The densely written letter, filled line after line in ballpoint pen, ended there.

Gotō Hitori and Yamada Ryō sat across from each other in a family restaurant, staring at the handwritten pages in silence.

Plop.

Something wet dotted the paper, causing the boy's neat handwriting to blur and bleed.

"…Eh?"

After a long while, the pink-haired girl—tears spilling uncontrollably—finally lifted her head in a daze.

"Why…?"

"This is the letter he left on the table and asked me to keep before the police arrived," Yamada Ryō said flatly. "He told me to hand it to you myself after the memorial."

Despite being a regular at this family restaurant, Ryō had ordered nothing at all today. Her face showed no visible fluctuation of emotion.

"Seriously… he really left me with a troublesome job."

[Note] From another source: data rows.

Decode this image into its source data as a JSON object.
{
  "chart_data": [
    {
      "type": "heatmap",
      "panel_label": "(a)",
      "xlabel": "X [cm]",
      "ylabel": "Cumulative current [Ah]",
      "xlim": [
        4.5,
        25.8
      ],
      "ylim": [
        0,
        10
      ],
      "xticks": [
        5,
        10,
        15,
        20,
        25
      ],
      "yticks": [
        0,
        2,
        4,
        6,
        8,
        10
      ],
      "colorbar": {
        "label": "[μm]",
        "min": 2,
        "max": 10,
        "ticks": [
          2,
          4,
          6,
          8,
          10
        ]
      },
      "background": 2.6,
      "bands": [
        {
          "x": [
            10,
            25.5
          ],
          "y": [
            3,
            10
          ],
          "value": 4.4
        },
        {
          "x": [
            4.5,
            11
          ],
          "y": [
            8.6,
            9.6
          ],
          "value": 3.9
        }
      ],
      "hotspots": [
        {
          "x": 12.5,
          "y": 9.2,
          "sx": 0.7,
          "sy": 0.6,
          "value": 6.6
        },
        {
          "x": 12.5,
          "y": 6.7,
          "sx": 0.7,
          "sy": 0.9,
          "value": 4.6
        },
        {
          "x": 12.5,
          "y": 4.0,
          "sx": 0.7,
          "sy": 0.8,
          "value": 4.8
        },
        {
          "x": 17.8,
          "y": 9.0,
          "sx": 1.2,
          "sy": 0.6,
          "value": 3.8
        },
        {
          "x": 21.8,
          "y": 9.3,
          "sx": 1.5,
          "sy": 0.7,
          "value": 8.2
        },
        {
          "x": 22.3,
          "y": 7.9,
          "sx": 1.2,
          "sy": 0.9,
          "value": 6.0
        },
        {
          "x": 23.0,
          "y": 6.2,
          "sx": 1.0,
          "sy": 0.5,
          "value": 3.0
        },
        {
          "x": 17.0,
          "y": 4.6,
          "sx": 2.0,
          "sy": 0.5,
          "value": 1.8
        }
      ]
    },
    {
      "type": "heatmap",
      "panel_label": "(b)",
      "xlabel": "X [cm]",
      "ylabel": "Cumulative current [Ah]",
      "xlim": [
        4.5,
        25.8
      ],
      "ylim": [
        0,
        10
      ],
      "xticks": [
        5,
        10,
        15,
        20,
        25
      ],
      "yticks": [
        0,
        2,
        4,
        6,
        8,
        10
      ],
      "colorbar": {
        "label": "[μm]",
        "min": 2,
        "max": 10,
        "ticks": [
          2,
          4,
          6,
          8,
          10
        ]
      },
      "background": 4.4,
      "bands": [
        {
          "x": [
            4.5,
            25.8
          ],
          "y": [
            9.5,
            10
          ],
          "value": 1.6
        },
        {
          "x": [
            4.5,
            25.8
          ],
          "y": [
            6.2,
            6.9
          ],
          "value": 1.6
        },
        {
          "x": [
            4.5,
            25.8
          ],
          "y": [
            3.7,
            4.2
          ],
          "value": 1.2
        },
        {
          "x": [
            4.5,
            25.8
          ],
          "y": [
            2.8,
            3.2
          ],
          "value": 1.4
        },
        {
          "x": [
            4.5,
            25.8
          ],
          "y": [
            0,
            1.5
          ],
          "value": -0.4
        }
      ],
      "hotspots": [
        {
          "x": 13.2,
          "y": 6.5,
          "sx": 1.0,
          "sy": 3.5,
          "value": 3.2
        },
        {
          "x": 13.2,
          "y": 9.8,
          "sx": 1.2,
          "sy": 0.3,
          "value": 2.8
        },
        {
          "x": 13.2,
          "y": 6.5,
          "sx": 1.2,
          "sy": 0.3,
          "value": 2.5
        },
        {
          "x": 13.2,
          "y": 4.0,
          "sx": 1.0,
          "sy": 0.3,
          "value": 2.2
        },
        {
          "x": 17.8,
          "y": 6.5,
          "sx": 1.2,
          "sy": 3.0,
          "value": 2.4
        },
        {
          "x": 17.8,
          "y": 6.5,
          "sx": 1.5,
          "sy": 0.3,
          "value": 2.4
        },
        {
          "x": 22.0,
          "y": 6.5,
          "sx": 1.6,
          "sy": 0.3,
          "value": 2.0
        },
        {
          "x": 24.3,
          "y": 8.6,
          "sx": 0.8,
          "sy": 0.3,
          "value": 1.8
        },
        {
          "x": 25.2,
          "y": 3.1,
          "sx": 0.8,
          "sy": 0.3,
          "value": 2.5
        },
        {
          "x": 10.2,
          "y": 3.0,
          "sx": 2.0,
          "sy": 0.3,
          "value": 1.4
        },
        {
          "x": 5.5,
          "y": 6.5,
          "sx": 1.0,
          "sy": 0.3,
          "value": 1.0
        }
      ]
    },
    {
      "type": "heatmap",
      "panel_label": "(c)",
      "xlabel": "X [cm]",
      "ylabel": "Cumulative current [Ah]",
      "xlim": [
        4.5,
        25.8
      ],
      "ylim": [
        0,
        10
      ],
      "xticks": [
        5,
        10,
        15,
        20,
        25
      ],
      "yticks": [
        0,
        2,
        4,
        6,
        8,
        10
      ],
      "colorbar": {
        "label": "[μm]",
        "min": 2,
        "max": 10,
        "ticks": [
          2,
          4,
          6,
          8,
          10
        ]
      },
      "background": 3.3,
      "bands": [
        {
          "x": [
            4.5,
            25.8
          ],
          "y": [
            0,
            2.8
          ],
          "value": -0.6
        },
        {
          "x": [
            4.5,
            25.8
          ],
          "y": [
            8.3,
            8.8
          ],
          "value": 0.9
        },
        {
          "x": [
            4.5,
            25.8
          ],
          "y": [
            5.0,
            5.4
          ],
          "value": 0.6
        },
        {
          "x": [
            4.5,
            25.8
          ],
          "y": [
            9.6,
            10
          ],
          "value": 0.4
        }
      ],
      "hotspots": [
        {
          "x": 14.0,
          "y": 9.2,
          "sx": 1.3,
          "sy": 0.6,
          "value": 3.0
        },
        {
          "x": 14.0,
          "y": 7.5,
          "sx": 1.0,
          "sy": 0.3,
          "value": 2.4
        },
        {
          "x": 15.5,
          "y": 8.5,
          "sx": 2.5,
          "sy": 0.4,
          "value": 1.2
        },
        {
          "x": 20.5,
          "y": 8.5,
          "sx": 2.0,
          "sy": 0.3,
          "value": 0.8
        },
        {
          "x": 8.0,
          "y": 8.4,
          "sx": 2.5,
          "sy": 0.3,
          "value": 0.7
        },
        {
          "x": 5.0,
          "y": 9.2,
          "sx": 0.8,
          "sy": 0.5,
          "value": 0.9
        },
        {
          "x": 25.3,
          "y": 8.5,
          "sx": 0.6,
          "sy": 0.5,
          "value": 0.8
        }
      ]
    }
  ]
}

So the boy's mysterious behavior that day had been meant to summon her—to have her deal with his corpse.

"He was a self-centered, authoritarian egomaniac."

"Why… are you only telling me all of this… now…?"

"Because he wanted you to hate him."

Ryō's expression didn't change, her voice as calm as ever.

"I… the day before this happened, I went to see him…"

"When?"

"Probably… in the evening. I knocked, but no one answered, so…"

Bocchi's voice grew smaller and smaller. Before she could finish the sentence, the light in Ryō's eyes dimmed noticeably.

"Evening… That's the time the medical examiner estimated as the time of death."

"…Eh?"

Gotō Hitori's face drained of color in an instant.

During the period when the boy had been barely clinging to life… she had been outside his door, venting her emotions—she had even said something as cruel as 'I never want to see you again.'

Were those the last words he heard, at the very edge of death?

Gotō Hitori trembled as she clutched her own arm, staring at the handwritten letter for a long, long time, her mind completely blank.